Rubén Rada, una de las figuras fundamentales de la música popular uruguaya, murió este miércoles 26 de agosto a los 83 años, luego de permanecer internado durante aproximadamente un mes por una neumonía bilateral y sus complicaciones, según confirmó su familia a través de las redes sociales del artista.

En el escrito, el círculo íntimo del aclamado artista sostuvo: “Con muchísimo dolor les comunicamos que hoy miércoles 26 de agosto a las 15:30 se fue y ahora descansa en paz nuestro querido esposo, padre y abuelo, después de pelear un mes contra una neumonía y sus complicaciones. Gracias a todos por los mensajes de preocupación y el amor de hoy y siempre. Infinitas gracias al equipo profesional que hizo todo lo posible y más”.

El ingreso hospitalario del intérprete ocurrió el pasado 5 de agosto en un centro de salud de Montevideo por un cuadro “respiratorio complejo”. En el momento en que se conoció´su ingreso, se había difundido que el músico estaba con un “buen estado de ánimo” y con numerosos proyectos en marcha. 

No obstante, el historial médico de “El Negro Rada” data, en cuanto a lo más relevante, del año 2015, cuando fue somitido a una angioplastía y luego, hospitalizado durante tres días por un pico de presión.

Nacido en Montevideo el 16 de julio de 1943, Rada construyó una trayectoria de más de seis décadas y fue protagonista de la evolución del candombe, el rock y la música popular del Río de la Plata.

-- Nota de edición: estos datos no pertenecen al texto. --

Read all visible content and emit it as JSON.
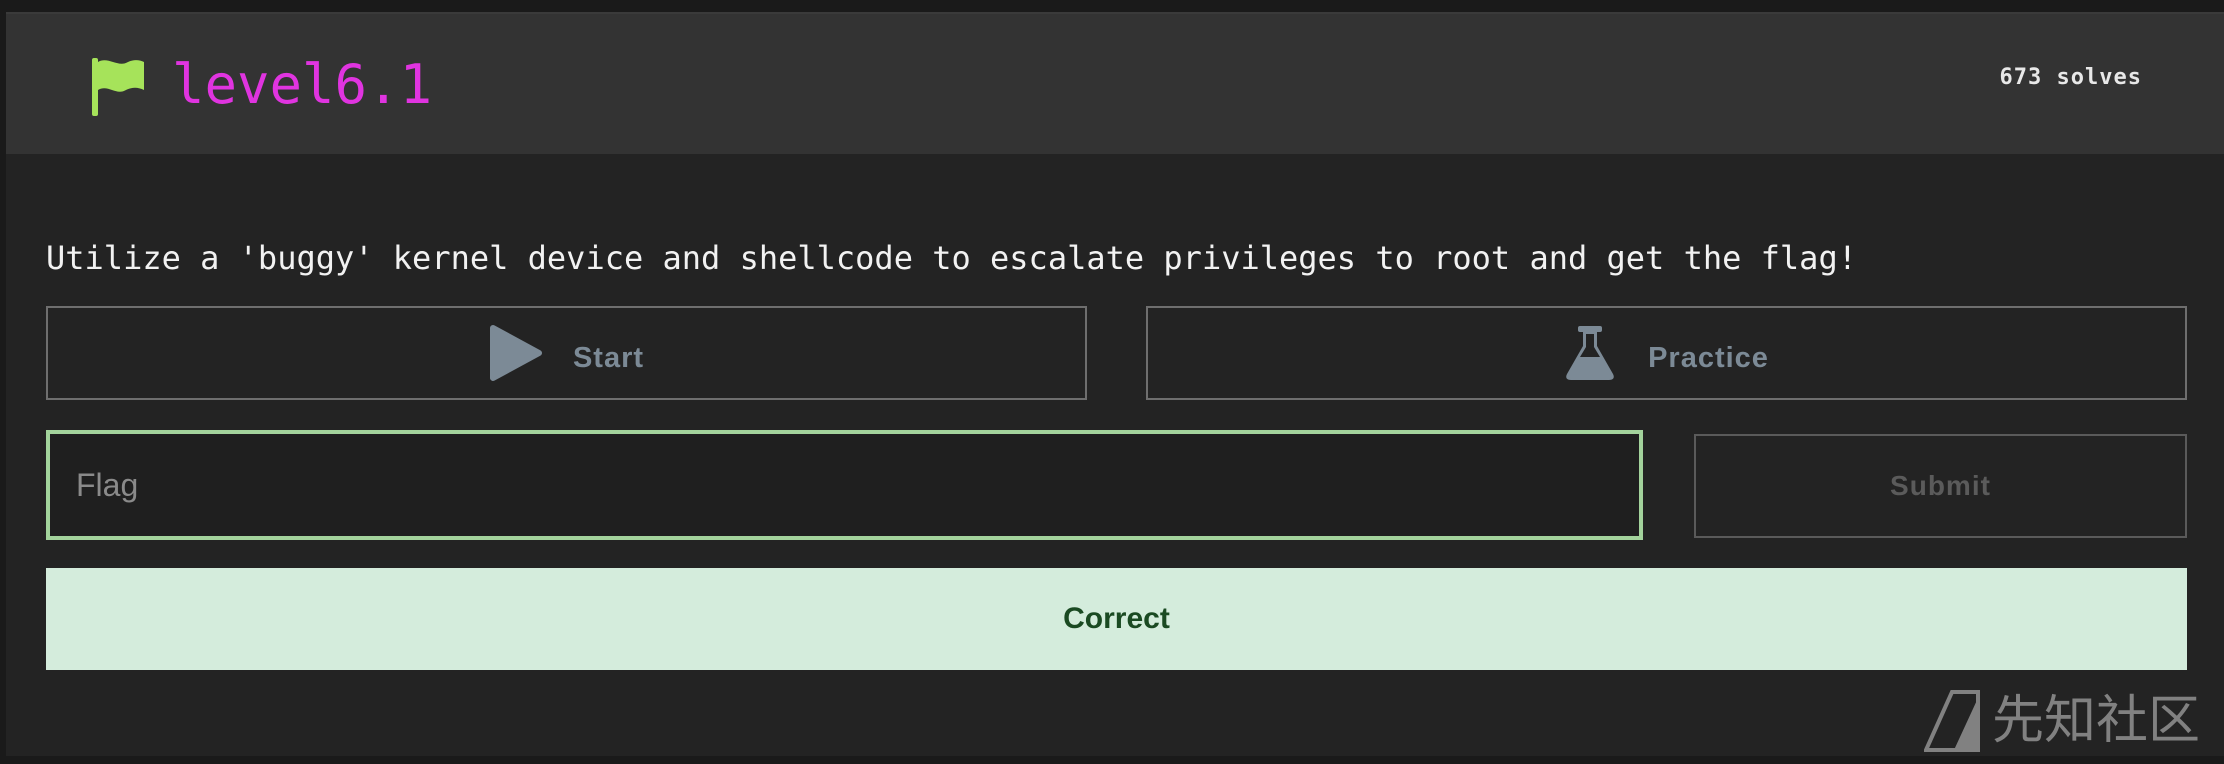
{
  "challenge": {
    "title": "level6.1",
    "solves": "673 solves",
    "description": "Utilize a 'buggy' kernel device and shellcode to escalate privileges to root and get the flag!"
  },
  "actions": {
    "start_label": "Start",
    "practice_label": "Practice"
  },
  "flag_form": {
    "placeholder": "Flag",
    "value": "",
    "submit_label": "Submit"
  },
  "result": {
    "message": "Correct"
  },
  "watermark": {
    "text": "先知社区"
  },
  "icons": {
    "title_icon": "flag-icon",
    "start_icon": "play-icon",
    "practice_icon": "flask-icon"
  },
  "colors": {
    "title": "#e034e0",
    "flag_icon": "#a6e35a",
    "input_border": "#a3d39c",
    "correct_bg": "#d4ecdc",
    "correct_text": "#1a4a22",
    "button_text": "#7c8a96"
  }
}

A lo largo de su trayectoria recibió numerosos reconocimientos, entre ellos un Grammy Latino a la Excelencia Musical en 2011, además de premios Gardel y Graffiti por distintos trabajos.

El artista celebró sus 80 años en 2023 con un espectáculo en el Auditorio Nacional del Sodre, donde recorrió diferentes etapas de su carrera junto a sus hijos Matías, Julieta y Lucila, también dedicados a la música.

Integró grupos fundamentales como Tótem y Opa, además de desarrollar una extensa carrera como solista, con canciones como “Las manzanas”, “Mi país”, “Cha-cha muchacha”, “Dedos”, “Blumana” y “Muriendo de plena”.

Su vínculo con la música comenzó en la infancia, cuando a los 10 años empezó a participar en comparsas de negros, lubolos y en los años siguientes pasó por la murga y el jazz. Durante la década de 1960, integró El Kinto, grupo pionero del candombe beat que compartió con Eduardo Mateo.

A mediados de los años 70 consolidó su carrera solista, que se extendió durante más de cinco décadas y abarcó una enorme variedad de estilos. Editó decenas de discos, trabajó junto a algunos de los músicos más importantes de Uruguay y Argentina y se convirtió en una figura reconocida también por su faceta de actor, conductor y animador.  Su obra trascendió las fronteras de Uruguay y tuvo una influencia decisiva en varias generaciones de artistas rioplatenses.